On a warm summer day, in about 1984, I set about helping my parents with some yard work. I wasn’t very good at it. There were a number of times that I pulled flowers and left weeds. Differentiating between the two has always been a challenge for me. But, a few days every summer my folks would cajole me into helping them. Looking back, it’s hard to understand why. Certainly, I created more work for them in the end. Never-the-less, I’d gather up a trowel and start in on what I hoped was weeding.
Like most pre-teen girls there were a thousand other things I’d have rather been doing. Swimming at my friend’s house, bike-riding, sun bathing. The thought of so many other ways to occupy my time filled my head.
Digging into the soil there was a hint of something, not quite shiny, but certainly not nature-made. My heart skipped as the shape of a ring became clear. A diamond ring? Did I just find a long-lost diamond ring worth millions of dollars? Well, no. What I did find was a ring of unknown origin. Really, it’s quite simple. But somehow, in it’s simplicity it spoke to me more. Who was the woman who donned this ring? Who gave it to her? Was she frantic when she realized it was lost? What did it symbolize for her? Hope? A future? Love? Remembrance?

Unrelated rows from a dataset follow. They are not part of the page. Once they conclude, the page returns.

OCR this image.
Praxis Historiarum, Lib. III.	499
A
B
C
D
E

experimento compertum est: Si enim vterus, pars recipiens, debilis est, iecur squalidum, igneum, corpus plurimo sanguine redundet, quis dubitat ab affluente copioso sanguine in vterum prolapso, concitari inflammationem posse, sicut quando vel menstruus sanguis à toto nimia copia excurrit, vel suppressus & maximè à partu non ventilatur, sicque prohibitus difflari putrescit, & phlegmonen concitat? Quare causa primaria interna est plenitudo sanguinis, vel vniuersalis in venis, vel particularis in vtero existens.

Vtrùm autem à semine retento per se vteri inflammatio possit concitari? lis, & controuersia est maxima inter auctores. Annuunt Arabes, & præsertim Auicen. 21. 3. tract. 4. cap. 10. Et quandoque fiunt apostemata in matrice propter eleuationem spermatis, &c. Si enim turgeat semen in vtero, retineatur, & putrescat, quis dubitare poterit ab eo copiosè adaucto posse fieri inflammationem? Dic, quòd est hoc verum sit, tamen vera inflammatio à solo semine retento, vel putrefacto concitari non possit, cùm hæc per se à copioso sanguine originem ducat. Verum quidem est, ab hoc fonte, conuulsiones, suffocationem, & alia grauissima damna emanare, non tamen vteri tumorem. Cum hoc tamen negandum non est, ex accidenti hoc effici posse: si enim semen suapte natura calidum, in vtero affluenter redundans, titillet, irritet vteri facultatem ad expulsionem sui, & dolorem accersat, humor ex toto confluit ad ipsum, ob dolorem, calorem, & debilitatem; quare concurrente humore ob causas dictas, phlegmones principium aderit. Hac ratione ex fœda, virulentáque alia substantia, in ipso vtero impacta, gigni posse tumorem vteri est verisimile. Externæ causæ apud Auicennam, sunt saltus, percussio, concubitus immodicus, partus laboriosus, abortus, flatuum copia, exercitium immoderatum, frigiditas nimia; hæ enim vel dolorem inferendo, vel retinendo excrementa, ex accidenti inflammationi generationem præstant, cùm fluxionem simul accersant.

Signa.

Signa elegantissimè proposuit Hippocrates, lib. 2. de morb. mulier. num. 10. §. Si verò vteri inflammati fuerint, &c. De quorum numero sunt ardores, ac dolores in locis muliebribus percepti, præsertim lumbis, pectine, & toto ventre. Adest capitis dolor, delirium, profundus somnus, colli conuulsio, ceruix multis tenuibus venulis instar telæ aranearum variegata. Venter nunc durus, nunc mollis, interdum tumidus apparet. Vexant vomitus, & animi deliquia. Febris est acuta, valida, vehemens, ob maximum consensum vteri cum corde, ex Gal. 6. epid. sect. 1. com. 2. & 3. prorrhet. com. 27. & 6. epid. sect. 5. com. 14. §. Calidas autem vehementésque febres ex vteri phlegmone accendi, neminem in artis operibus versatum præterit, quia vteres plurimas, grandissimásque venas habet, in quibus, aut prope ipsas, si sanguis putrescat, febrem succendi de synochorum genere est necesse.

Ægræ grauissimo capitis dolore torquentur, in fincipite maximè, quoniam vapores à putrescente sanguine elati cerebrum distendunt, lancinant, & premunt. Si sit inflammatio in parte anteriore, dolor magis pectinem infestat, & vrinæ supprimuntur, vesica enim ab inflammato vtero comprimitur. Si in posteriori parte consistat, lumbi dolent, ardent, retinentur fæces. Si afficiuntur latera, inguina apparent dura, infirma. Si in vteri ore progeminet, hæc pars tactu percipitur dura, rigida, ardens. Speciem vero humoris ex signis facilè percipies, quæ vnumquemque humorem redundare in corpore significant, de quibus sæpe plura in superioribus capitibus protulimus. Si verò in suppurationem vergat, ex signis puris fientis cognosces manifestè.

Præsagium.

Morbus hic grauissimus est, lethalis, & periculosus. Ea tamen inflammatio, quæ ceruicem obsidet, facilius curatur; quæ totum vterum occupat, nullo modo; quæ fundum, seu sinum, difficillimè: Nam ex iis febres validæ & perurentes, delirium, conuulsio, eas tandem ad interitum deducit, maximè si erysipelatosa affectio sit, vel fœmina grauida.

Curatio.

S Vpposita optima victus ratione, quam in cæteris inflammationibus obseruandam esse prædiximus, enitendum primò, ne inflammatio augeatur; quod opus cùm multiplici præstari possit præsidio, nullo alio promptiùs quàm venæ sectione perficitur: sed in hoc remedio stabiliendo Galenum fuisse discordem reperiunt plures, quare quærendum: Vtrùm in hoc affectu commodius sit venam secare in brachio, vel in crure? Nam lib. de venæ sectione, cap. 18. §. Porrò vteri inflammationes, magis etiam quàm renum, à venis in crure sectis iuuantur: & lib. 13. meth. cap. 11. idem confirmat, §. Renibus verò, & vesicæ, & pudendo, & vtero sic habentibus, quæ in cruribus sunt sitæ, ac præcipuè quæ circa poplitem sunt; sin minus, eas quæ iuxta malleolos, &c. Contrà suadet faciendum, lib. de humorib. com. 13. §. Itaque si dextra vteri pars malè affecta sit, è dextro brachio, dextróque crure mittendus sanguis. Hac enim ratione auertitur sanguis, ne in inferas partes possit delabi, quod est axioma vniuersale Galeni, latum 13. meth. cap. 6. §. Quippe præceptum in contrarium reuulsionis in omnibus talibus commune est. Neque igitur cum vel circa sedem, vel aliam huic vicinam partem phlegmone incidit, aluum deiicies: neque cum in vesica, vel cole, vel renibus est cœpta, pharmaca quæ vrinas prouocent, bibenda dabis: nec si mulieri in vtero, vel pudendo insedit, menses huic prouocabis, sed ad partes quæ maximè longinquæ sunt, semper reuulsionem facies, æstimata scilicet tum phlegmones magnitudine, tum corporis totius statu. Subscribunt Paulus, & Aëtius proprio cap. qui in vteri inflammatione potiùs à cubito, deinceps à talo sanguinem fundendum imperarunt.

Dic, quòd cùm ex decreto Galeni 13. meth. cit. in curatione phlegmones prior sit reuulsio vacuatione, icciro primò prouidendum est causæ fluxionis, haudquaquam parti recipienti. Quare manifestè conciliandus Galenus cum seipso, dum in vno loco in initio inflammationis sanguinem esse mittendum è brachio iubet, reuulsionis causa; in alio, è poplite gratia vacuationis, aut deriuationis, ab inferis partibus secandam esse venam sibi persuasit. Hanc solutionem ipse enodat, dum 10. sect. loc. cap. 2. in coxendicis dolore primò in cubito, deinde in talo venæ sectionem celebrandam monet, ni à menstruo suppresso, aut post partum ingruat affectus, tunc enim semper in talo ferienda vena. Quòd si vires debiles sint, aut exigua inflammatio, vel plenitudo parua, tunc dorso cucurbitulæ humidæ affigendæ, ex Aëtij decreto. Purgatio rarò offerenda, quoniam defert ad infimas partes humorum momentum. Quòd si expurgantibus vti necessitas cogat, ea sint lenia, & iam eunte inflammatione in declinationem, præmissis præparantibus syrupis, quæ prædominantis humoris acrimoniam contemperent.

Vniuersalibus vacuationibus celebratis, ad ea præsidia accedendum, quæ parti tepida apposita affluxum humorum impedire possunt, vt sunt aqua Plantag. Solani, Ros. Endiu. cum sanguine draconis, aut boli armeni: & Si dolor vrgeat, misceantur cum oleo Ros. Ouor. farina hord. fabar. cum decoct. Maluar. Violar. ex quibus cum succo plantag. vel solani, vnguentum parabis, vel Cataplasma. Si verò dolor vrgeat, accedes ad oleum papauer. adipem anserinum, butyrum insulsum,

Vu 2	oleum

So this ring, in it’s humble state, rests in my jewelry box, removed from it’s original owner, holding it’s many secrets and I will continue on as it’s caregiver and reflect on how I came to be such.
And so it goes with looking into one’s family history.
Yesterday, I did a little exploring in a nearby town and looked into my grandfather’s family on my mother’s side. I know a good deal about him, having had the opportunity to interview him a few times before he died. During one of those interviews he made a passing comment about “an uncle or something” who had committed murder and been sent to the penitentiary. Well, I hadn’t expected to hear that!
I probed as best I could to discover who this man was and why he had killed another man. But Grandpa, with a sharp memory, didn’t seem to know much. (I should probably confess at this time that I’m sort of a true-crime buff, so this information was interesting to me on a few fronts.) That interview took place a couple of years ago and I’ve done a bit of research, but without knowing the man’s name or even what state he was in, there’s only so much digging one can do.
Rather by accident yesterday, as I was Googling a family name, I stumbled across a page that I had previously passed by because it didn’t appear to be relevant. But, just to be safe, I clicked on it. And, lo and behold, I was staring at correspondence about this distant relative between his lawyer and the judge and the prison warden. Suddenly, I knew his name: Peter Gabriel Barr. I knew the state: Washington.
Reading the account, there are differing stories about why Peter killed the local bartender named Charles Rasmusson on the 23rd day of June 1914 at the Harding and Hoffman Saloon. One story that Peter gave was, “I went into a saloon in Prosser, Washington and had a few drinks. I had left some money [for the] saloon keeper. I told the bartender that I wanted some whiskey and the proprietor could charge it to the account I had in his care. The bartender took offense at me in some way and he kicked and insulted me. I felt I should kill him so I bought me a gun and after letting him know I was going to kill him I shot him twice.”
Other accounts vary slightly, but in the end one thing remains. One man ended up dead and the other spent his life in prison. And one of those men is my great, great uncle.
This isn’t the kind of thing one expects to find while doing ancestral research. But families, like digging around in the dirt, can be messy. Sometimes you discover Machu Picchu and sometimes all you find is a simple ring. And maybe what you find is something that people have buried for years because of the shame attached to it.
Peter Barr was completely disowned by his family. Everything that connected him to his birth family was destroyed, as if he never existed. Several years before he died, in 1942, he was offered a pardon but refused it simply because he had no family to go back to.
So this isn’t a ‘proud family moment’ but it is a discovery and that’s why I do this work. To find the stories behind the names and dates. To see the people, as they were in the context of their families and in the context of the larger world and historical moment they occupied. There’s so much more yet to be discovered!